An example of hand gel easily accessible at staff work stations (photo taken at Lighthouse).
Spotlight on Lions
The Southampton team were all very impressed with the outreach to rural areas run by Lions. This is a weekly system for enabling sight-saving surgeries for patients from hundreds of kilometres away. Each week they fetch patients identified as needing surgery, prepare them for two days prior to surgery with iodine drops, then operate, then offer topical antibiotics, some time to recover, and then return them home. They told us this has dramatically reduced their postoperative infection rate to zero, though there is admittedly a difficulty with further follow-up, given patients are so geographically distant. However, the success rate and difference to patient safety with this system is really worth celebrating. Elly Odigo, one of the LINK nurses, said: “The project made my brain think differently about the aspects of my job, casting a critical eye over them and realising where there is room for improvement with regard to IPC.”
Spotlight on Kwale
Kwale focused on decontamination processes in particular, developing a four-bucket method in compliance with the guidelines. They have colour-coded containers with different cleaning solutions (sodium hypochlorite (JIK) solution, plain water, soapy water, then plain water again) through which used instruments travel prior to being sterilised. Colour-coding features in their next venture too, as they had previously struggled to manage waste segregation due to resource constraints. Having heard about the innovation at Lighthouse, via the VISION 2020 project, George said he would adopt their method of visibly curling the edges of differently-coloured plastic bags over the edges of normal bins, in order to denote which should be used for the different types of waste.
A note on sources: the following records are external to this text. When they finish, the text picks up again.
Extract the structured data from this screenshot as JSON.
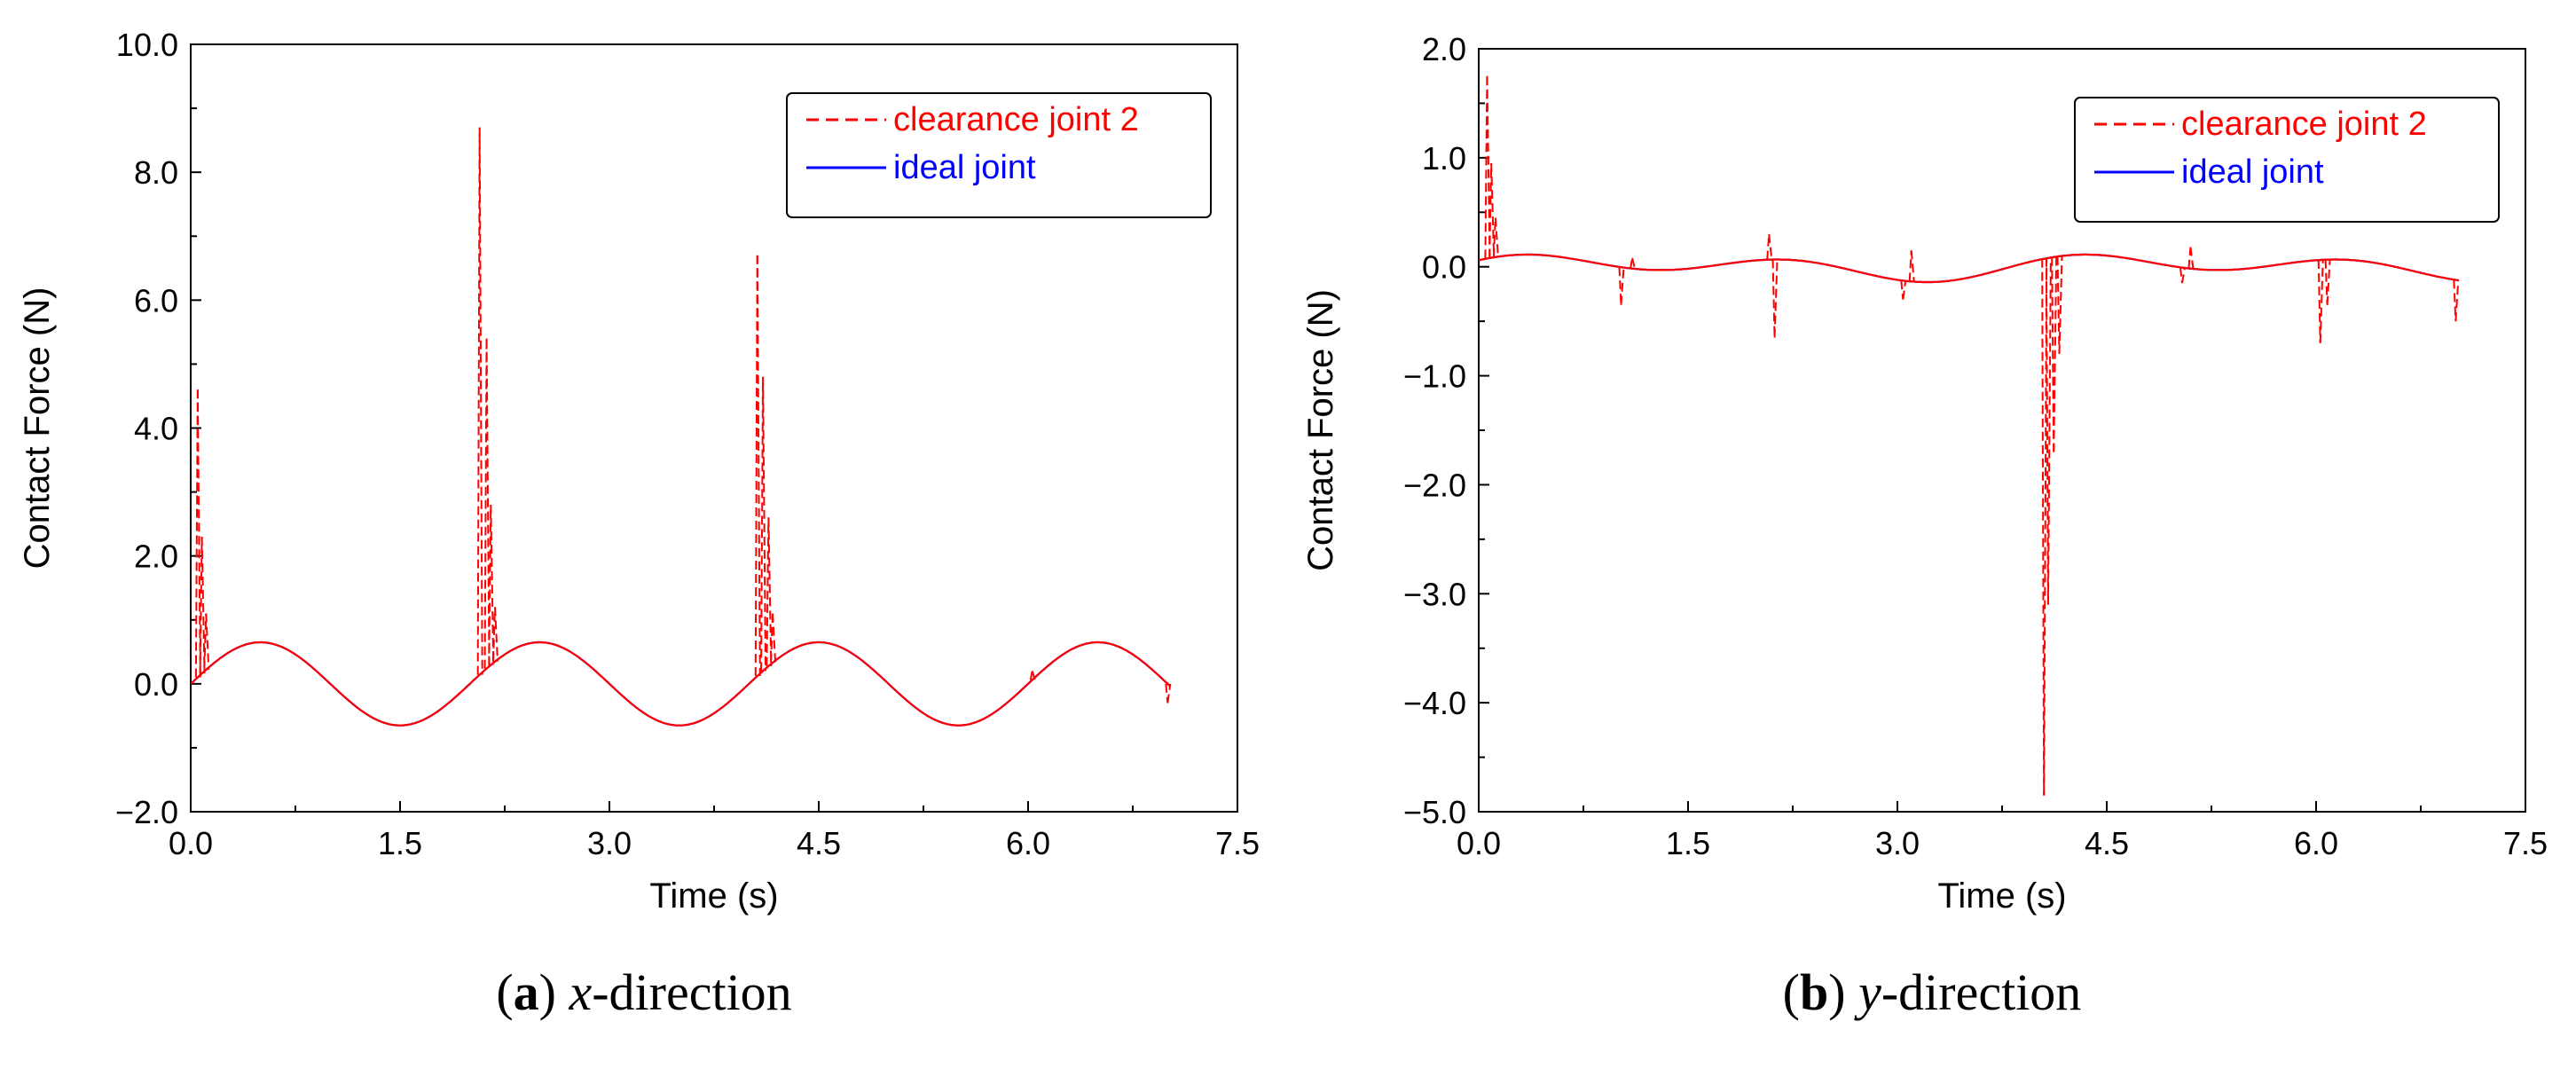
{
  "chart_data": [
    {
      "type": "line",
      "panel_label": "a",
      "caption_var": "x",
      "caption_rest": "-direction",
      "xlabel": "Time (s)",
      "ylabel": "Contact Force (N)",
      "xlim": [
        0.0,
        7.5
      ],
      "ylim": [
        -2.0,
        10.0
      ],
      "xticks": [
        "0.0",
        "1.5",
        "3.0",
        "4.5",
        "6.0",
        "7.5"
      ],
      "yticks": [
        "−2.0",
        "0.0",
        "2.0",
        "4.0",
        "6.0",
        "8.0",
        "10.0"
      ],
      "legend_position": "top-right",
      "colors": {
        "clearance": "#ff0000",
        "ideal": "#0000ff"
      },
      "series": [
        {
          "name": "clearance joint 2",
          "style": "dashed",
          "base": {
            "amplitude": 0.65,
            "period": 2.0,
            "phase": 0.0,
            "x_start": 0.0,
            "x_end": 7.02
          },
          "spikes": [
            {
              "x": 0.05,
              "y": 4.6
            },
            {
              "x": 0.08,
              "y": 2.3
            },
            {
              "x": 0.11,
              "y": 1.1
            },
            {
              "x": 2.07,
              "y": 8.7
            },
            {
              "x": 2.12,
              "y": 5.4
            },
            {
              "x": 2.15,
              "y": 2.8
            },
            {
              "x": 2.18,
              "y": 1.2
            },
            {
              "x": 4.06,
              "y": 6.7
            },
            {
              "x": 4.1,
              "y": 4.8
            },
            {
              "x": 4.14,
              "y": 2.6
            },
            {
              "x": 4.17,
              "y": 1.1
            },
            {
              "x": 6.03,
              "y": 0.2
            },
            {
              "x": 7.0,
              "y": -0.3
            }
          ]
        },
        {
          "name": "ideal joint",
          "style": "solid",
          "base": {
            "amplitude": 0.65,
            "period": 2.0,
            "phase": 0.0,
            "x_start": 0.0,
            "x_end": 7.02
          },
          "spikes": []
        }
      ]
    },
    {
      "type": "line",
      "panel_label": "b",
      "caption_var": "y",
      "caption_rest": "-direction",
      "xlabel": "Time (s)",
      "ylabel": "Contact Force (N)",
      "xlim": [
        0.0,
        7.5
      ],
      "ylim": [
        -5.0,
        2.0
      ],
      "xticks": [
        "0.0",
        "1.5",
        "3.0",
        "4.5",
        "6.0",
        "7.5"
      ],
      "yticks": [
        "−5.0",
        "−4.0",
        "−3.0",
        "−2.0",
        "−1.0",
        "0.0",
        "1.0",
        "2.0"
      ],
      "legend_position": "top-right",
      "colors": {
        "clearance": "#ff0000",
        "ideal": "#0000ff"
      },
      "series": [
        {
          "name": "clearance joint 2",
          "style": "dashed",
          "base": {
            "amplitude": 0.12,
            "period": 2.0,
            "phase": 0.0,
            "drift_amplitude": 0.06,
            "drift_period": 4.0,
            "x_start": 0.0,
            "x_end": 7.02
          },
          "spikes": [
            {
              "x": 0.06,
              "y": 1.75
            },
            {
              "x": 0.09,
              "y": 0.95
            },
            {
              "x": 0.12,
              "y": 0.45
            },
            {
              "x": 1.02,
              "y": -0.35
            },
            {
              "x": 1.1,
              "y": 0.08
            },
            {
              "x": 2.08,
              "y": 0.3
            },
            {
              "x": 2.12,
              "y": -0.65
            },
            {
              "x": 3.04,
              "y": -0.3
            },
            {
              "x": 3.1,
              "y": 0.15
            },
            {
              "x": 4.05,
              "y": -4.85
            },
            {
              "x": 4.08,
              "y": -3.1
            },
            {
              "x": 4.12,
              "y": -1.7
            },
            {
              "x": 4.16,
              "y": -0.8
            },
            {
              "x": 5.04,
              "y": -0.15
            },
            {
              "x": 5.1,
              "y": 0.18
            },
            {
              "x": 6.03,
              "y": -0.7
            },
            {
              "x": 6.08,
              "y": -0.35
            },
            {
              "x": 7.0,
              "y": -0.5
            }
          ]
        },
        {
          "name": "ideal joint",
          "style": "solid",
          "base": {
            "amplitude": 0.12,
            "period": 2.0,
            "phase": 0.0,
            "drift_amplitude": 0.06,
            "drift_period": 4.0,
            "x_start": 0.0,
            "x_end": 7.02
          },
          "spikes": []
        }
      ]
    }
  ]
}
George Munywoki, Head Nurse at Kwale, said: “This project has opened my eyes on basic but usually ignored processes. It has brought a new dimension on how I view infection control and the ultimate goal is to ensure this new knowledge trickles down to safeguard our patients.”
Spotlight on Coast
Truphosa has more than just the eye unit within her grasp. She decided that the learning through the VISION 2020 project would benefit not only her own workers and patients, but those throughout the hospital. She has appointed lead nurses in charge of IPC in many of the other departments, and has her eye on the remaining ones that have yet to take on the new guidelines. She has run multiple training sessions to support the new expectations in practice, and how they will enable a culture of increased safety and wellbeing for patients and healthcare staff alike. In conjunction with Dr Njom she has helped to set up a hospital-wide infection prevention committee. Inspired by the training, Truphosa developed a vision “to put infection prevention at the centre of everything we do across the whole hospital.” By selling this to the key leaders in her hospital she has begun to implement the learning via presentations, positive conversations, empowering team members and practical assessments. She is currently seeking a protégé to take over when she retires. “Teamwork is the key subject to all these achievements. The Southampton team has always been there for us.”
Five Moments for Hand Hygiene poster displayed
throughout the hospitals (photo taken at Coast).